SY23 head chef Nathan Davies said the inclusion of Y Sgwar, the outside, wine and tapas section of their business, in the Good Food Guide is a “pat on the back” for the team.
“The Good Food Guide is one of the best in the UK, it’s probably the most read, the most direct to our customers really,” Nathan said.
“It’s the perfect market for what we want downstairs especially. In my experience in the past, the Good Food Guide does hit the market right where we want it to. They seem to write more for the general public.
“Michelin is amazing but it’s a select few people who would read it and travel for it.

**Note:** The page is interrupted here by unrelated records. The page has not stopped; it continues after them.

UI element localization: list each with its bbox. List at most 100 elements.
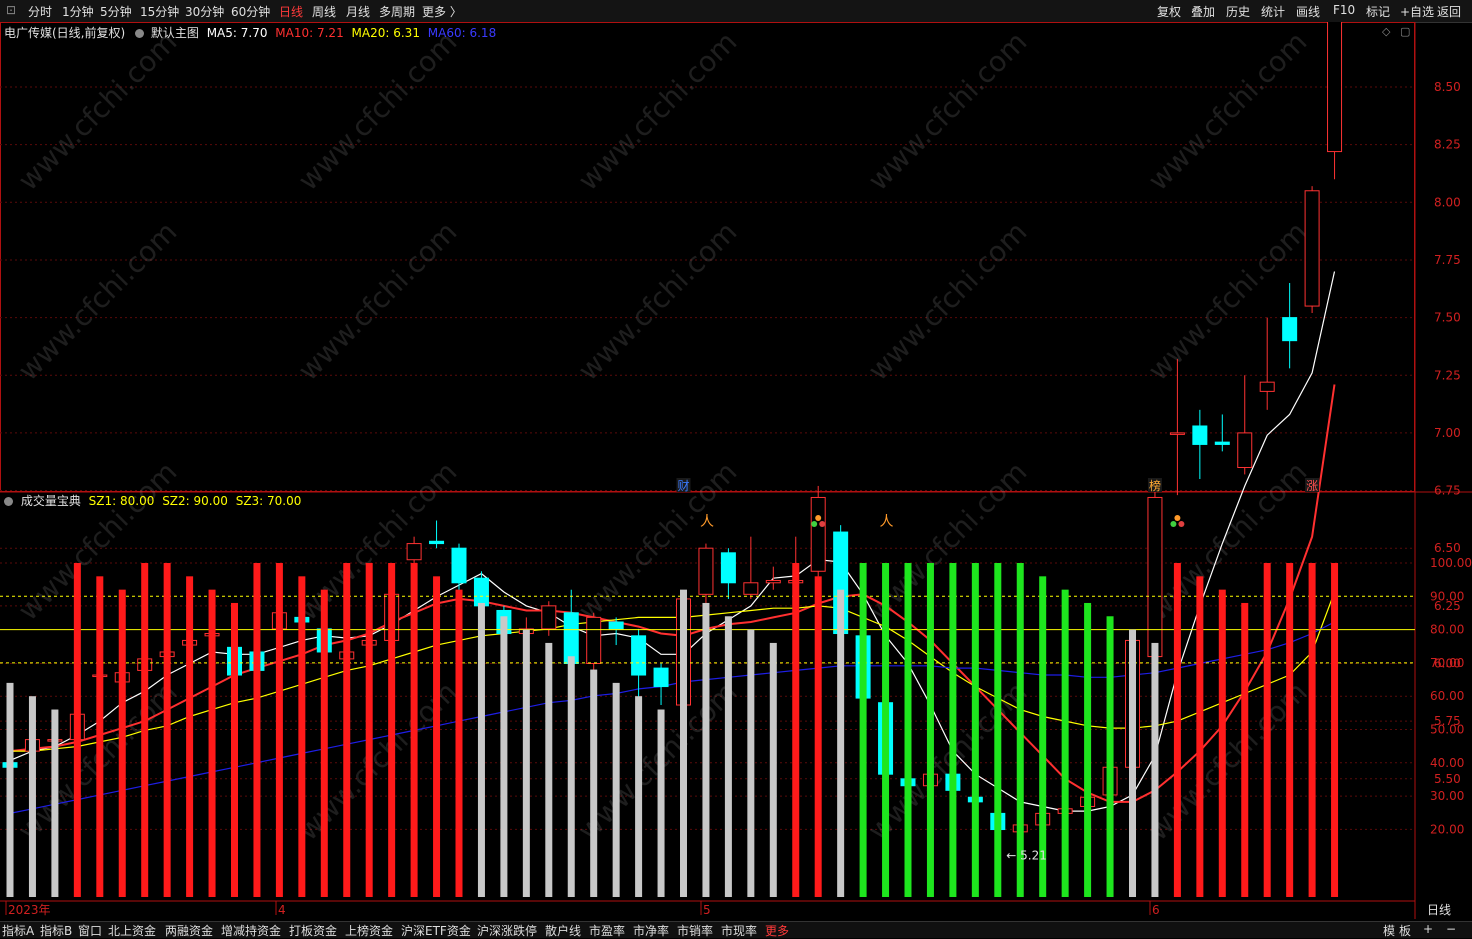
tab-margin-funds[interactable]: 两融资金	[165, 922, 213, 939]
candle-body	[473, 577, 489, 607]
volume-score-bar	[792, 563, 800, 897]
watermark-text: www.cfchi.com	[862, 215, 1034, 387]
tab-northbound-funds[interactable]: 北上资金	[108, 922, 156, 939]
kline-chart-area[interactable]: www.cfchi.com www.cfchi.com www.cfchi.com w…	[0, 22, 1472, 921]
candle-body	[653, 667, 669, 688]
zoom-out-button[interactable]: −	[1446, 922, 1456, 936]
history-button[interactable]: 历史	[1226, 3, 1250, 20]
tab-period-5min[interactable]: 5分钟	[100, 3, 132, 20]
adjust-button[interactable]: 复权	[1157, 3, 1181, 20]
volume-score-bar	[118, 589, 126, 897]
tab-period-1min[interactable]: 1分钟	[62, 3, 94, 20]
volume-score-bar	[433, 576, 441, 897]
diamond-icon[interactable]: ◇	[1382, 25, 1390, 38]
tab-etf-funds[interactable]: 沪深ETF资金	[401, 922, 471, 939]
signal-ball-icon	[811, 521, 818, 527]
candle-body	[586, 616, 602, 665]
candle-body	[765, 579, 781, 584]
volume-score-bar	[680, 589, 687, 897]
indicator-name[interactable]: 成交量宝典	[21, 494, 81, 508]
ma20-label: MA20: 6.31	[351, 26, 420, 40]
signal-ball-icon	[1178, 521, 1185, 527]
template-button-ban[interactable]: 板	[1399, 922, 1411, 939]
volume-score-bar	[545, 642, 553, 897]
ma5-label: MA5: 7.70	[206, 26, 268, 40]
indicator-tick-label: 70.00	[1430, 656, 1464, 670]
volume-score-bar	[455, 589, 463, 897]
stock-title[interactable]: 电广传媒(日线,前复权)	[4, 26, 125, 40]
template-name[interactable]: 默认主图	[151, 26, 199, 40]
f10-button[interactable]: F10	[1333, 3, 1355, 17]
period-label: 日线	[1427, 903, 1451, 917]
x-axis-label: 6	[1152, 903, 1160, 917]
volume-score-bar	[141, 563, 149, 897]
tab-period-weekly[interactable]: 周线	[312, 3, 336, 20]
watermark-text: www.cfchi.com	[292, 25, 464, 197]
tab-more[interactable]: 更多	[765, 922, 789, 939]
event-marker-label[interactable]: 榜	[1149, 478, 1161, 493]
indicator-tick-label: 20.00	[1430, 822, 1464, 836]
volume-score-bar	[477, 602, 485, 897]
price-tick-label: 7.00	[1434, 426, 1461, 440]
tab-pe-ratio[interactable]: 市盈率	[589, 922, 625, 939]
volume-score-bar	[567, 656, 575, 897]
candle-body	[406, 543, 422, 561]
tab-ps-ratio[interactable]: 市销率	[677, 922, 713, 939]
tab-pb-ratio[interactable]: 市净率	[633, 922, 669, 939]
add-watchlist-button[interactable]: +自选	[1400, 3, 1434, 20]
tab-holding-change-funds[interactable]: 增减持资金	[221, 922, 281, 939]
tab-limit-board-funds[interactable]: 打板资金	[289, 922, 337, 939]
panel-toggle-icon[interactable]: ⊡	[6, 3, 16, 17]
tab-period-monthly[interactable]: 月线	[346, 3, 370, 20]
volume-score-bar	[1061, 589, 1069, 897]
tab-limit-up-down[interactable]: 沪深涨跌停	[477, 922, 537, 939]
indicator-tick-label: 80.00	[1430, 623, 1464, 637]
zoom-in-button[interactable]: +	[1423, 922, 1433, 936]
price-tick-label: 5.50	[1434, 772, 1461, 786]
event-marker-label[interactable]: 涨	[1306, 478, 1318, 493]
indicator-dot-icon[interactable]	[4, 497, 13, 506]
draw-line-button[interactable]: 画线	[1296, 3, 1320, 20]
candle-body	[810, 496, 826, 572]
template-dot-icon[interactable]	[135, 29, 145, 38]
tab-period-30min[interactable]: 30分钟	[185, 3, 224, 20]
period-toolbar: ⊡ 分时 1分钟 5分钟 15分钟 30分钟 60分钟 日线 周线 月线 多周期…	[0, 0, 1472, 23]
tab-retail-line[interactable]: 散户线	[545, 922, 581, 939]
watermark-text: www.cfchi.com	[1142, 25, 1314, 197]
tab-period-daily[interactable]: 日线	[279, 3, 303, 20]
watermark-text: www.cfchi.com	[862, 25, 1034, 197]
mark-button[interactable]: 标记	[1366, 3, 1390, 20]
event-marker-label[interactable]: 财	[678, 479, 690, 493]
watermark-text: www.cfchi.com	[572, 455, 744, 627]
tab-period-multi[interactable]: 多周期	[379, 3, 415, 20]
volume-score-bar	[28, 696, 36, 897]
volume-score-bar	[500, 616, 508, 897]
volume-score-bar	[1196, 576, 1204, 897]
tab-period-15min[interactable]: 15分钟	[140, 3, 179, 20]
tab-period-more[interactable]: 更多 〉	[422, 3, 462, 20]
tab-period-60min[interactable]: 60分钟	[231, 3, 270, 20]
tab-indicator-b[interactable]: 指标B	[40, 922, 72, 939]
candle-body	[1147, 496, 1163, 658]
back-button[interactable]: 返回	[1437, 3, 1461, 20]
tab-pcf-ratio[interactable]: 市现率	[721, 922, 757, 939]
template-button-mo[interactable]: 模	[1383, 922, 1395, 939]
volume-score-bar	[51, 709, 59, 897]
tab-indicator-a[interactable]: 指标A	[2, 922, 34, 939]
volume-score-bar	[1106, 616, 1114, 897]
overlay-button[interactable]: 叠加	[1191, 3, 1215, 20]
candle-body	[743, 582, 759, 595]
volume-score-bar	[837, 589, 845, 897]
tab-top-list-funds[interactable]: 上榜资金	[345, 922, 393, 939]
window-restore-icon[interactable]: ▢	[1400, 25, 1410, 38]
candle-body	[631, 635, 647, 676]
volume-score-bar	[343, 563, 351, 897]
volume-score-bar	[365, 563, 373, 897]
statistics-button[interactable]: 统计	[1261, 3, 1285, 20]
tab-window[interactable]: 窗口	[78, 922, 102, 939]
signal-ball-icon	[815, 515, 822, 521]
tab-period-timeshare[interactable]: 分时	[28, 3, 52, 20]
volume-score-bar	[1173, 563, 1181, 897]
volume-score-bar	[1308, 563, 1316, 897]
volume-score-bar	[1218, 589, 1226, 897]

“It’s a little bit of a pat on the back for the guys outside, who are working so hard, it’s accreditation for them. We were lucky to pick up the Michelin Star in the restaurant, but this shows that they’re also working just as hard.
“They’re really chuffed. I’m not there everyday cooking, so we have other people there taking care of stuff. Even though they have a hand from SY23, it’s them that have achieved this. It’s quite special.”
This comes after SY23 was awarded their first Michelin Star in February this year, as well as the Michelin Guide Opening of the Year award.
Earlier this year Nathan took part in the BBC cooking show Great British Menu for the second time, beating 32 of the United Kingdom’s best chefs and securing a place on the menu at a banquet celebrating 100 years of the BBC.
But Nathan said there is still an “exciting year ahead” for the business, as they prepare to publish a cook book later this year.
“At the moment we’re just writing it, we’re finishing it off. We’re hoping for it to be out later this year.
“It’s going to be a nice chilled cooking guide for cooking out in the wild. So not so much restaurant cooking, but more cooking on beaches, that sort of thing.
“It seems a million and one things are going on at the moment, like we’re doing something new every week.
“The big thing is continuing to focus on the restaurant, The Courtyard and Y Sgwâr. The Courtyard has taken up a lot of our effort recently, just to build it because it opened recently. That’s getting busier and busier, which is really brilliant.
“It’s been mental, but it’s an exciting year ahead.”
Nathan added: “We’ve been really over the moon with how everything has transformed. We were busy anyway because of the television things we were doing on the BBC. Then this year we did better on Great British Menu, we had the Michelin Star and best restaurant award, it all came together.
“On the back of that, we’ve had peak interest in SY23 and people travelling from all over the UK. They’re eating with us, but staying in local B&Bs, guest houses, hotels, Airbnbs. Because we’re so far away from everything, they’re travelling for a few days and making a holiday out of it. I think it’s also brought people to Aberystwyth who wouldn’t have come here otherwise.”